Лучше бы я ничего не говорил. Казак молчит, словно воды в рот набрал. Или он задумался над чем-то? Лучше бы он думал не об отвратительных методах нацистов, а продолжал бы свой рассказ.
Наконец, взглянув на меня исподлобья, словно изучая неведомое насекомое, медленно цедя слова, произносит:
— Зуркампа поставили к стенке…
— Зачем??
— Так они рассчитывали сломать его характер и волю.
Бог мой! Проносится у меня в голове. Как разобраться во всем этом потоке слов?
— Сломать характер и волю? — спрашиваю и вздрагиваю от собственного, более чем резкого голоса. Но Казак остается спокоен и лишь тоном врача-психиатра задает мне встречный вопрос:
— Вы, в самом деле, ничего не соображаете? Вы что, не знаете, что должно последовать за всем этим — т. е., что Зуркамп должен был бы сделать?
Я отрицательно мотаю головой. Казак, не изменяя тона, продолжает:
— Он должен был, нет, обязан был, немедленно донести в гестапо на этого человека.
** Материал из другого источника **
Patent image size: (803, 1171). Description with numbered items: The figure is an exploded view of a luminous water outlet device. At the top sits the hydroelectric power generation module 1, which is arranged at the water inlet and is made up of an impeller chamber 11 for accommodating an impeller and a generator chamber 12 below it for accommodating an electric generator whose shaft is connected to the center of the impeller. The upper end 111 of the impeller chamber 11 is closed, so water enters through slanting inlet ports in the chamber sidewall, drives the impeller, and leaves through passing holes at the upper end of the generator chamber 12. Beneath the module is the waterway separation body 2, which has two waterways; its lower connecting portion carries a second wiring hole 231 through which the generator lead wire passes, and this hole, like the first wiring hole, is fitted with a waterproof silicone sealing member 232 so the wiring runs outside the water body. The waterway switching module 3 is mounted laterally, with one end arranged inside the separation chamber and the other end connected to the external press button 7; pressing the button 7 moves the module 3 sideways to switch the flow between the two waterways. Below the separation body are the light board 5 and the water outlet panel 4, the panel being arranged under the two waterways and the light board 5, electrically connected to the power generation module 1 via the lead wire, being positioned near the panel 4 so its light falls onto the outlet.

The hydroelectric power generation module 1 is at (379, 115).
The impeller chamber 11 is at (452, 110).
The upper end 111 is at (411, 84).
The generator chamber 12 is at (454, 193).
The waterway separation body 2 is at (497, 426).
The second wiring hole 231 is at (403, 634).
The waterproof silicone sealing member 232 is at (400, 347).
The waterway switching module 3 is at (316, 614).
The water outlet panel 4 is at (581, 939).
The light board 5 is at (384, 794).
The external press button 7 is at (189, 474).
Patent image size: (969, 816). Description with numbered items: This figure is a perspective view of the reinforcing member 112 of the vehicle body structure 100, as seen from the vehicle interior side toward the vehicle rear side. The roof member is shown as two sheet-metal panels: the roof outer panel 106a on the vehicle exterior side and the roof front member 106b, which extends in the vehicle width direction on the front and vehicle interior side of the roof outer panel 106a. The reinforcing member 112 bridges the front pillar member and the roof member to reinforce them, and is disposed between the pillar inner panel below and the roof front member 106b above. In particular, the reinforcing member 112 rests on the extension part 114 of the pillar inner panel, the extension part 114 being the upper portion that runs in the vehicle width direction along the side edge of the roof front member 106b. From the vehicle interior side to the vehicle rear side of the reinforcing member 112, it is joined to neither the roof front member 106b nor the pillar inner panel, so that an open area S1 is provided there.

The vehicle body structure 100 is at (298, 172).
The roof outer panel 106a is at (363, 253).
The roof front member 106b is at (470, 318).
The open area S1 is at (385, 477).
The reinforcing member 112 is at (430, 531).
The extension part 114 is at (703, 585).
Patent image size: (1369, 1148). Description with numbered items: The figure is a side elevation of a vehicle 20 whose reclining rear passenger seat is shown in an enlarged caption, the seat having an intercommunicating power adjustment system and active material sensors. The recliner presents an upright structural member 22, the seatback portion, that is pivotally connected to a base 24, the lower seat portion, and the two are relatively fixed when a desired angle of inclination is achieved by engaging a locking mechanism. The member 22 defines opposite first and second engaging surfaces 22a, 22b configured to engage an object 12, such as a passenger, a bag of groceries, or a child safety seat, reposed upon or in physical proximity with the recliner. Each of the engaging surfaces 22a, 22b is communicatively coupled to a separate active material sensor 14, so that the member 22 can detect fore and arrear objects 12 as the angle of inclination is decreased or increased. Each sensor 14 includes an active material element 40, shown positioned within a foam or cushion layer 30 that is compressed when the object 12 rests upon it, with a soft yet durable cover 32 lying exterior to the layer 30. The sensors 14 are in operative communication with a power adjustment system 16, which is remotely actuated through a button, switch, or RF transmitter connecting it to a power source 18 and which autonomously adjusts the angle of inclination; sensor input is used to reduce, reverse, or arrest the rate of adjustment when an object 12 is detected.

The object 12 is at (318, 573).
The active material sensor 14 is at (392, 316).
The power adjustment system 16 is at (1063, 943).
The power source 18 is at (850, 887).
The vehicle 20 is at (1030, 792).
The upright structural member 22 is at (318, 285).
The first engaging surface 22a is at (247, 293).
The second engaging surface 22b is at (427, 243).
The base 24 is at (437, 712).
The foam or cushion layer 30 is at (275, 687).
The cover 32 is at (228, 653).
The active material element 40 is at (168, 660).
Но мог ли Зуркамп донести на человека, который обладал столь большой фантазией?
— О, Боже! Вырывается у меня стон и злая мысль обжигает мозг: так вот как они это сделали!
— А так как он не доверился этому, как он считал, фантазеру, то и в гестапо не сообщил.
Я так потрясен, что просто теряю дар речи. Казак же продолжает:
— В тот самый момент, когда этот господин доктор Рекце вошел в издательство, судьба Зуркампа была решена: «Помощь в заговоре против государства».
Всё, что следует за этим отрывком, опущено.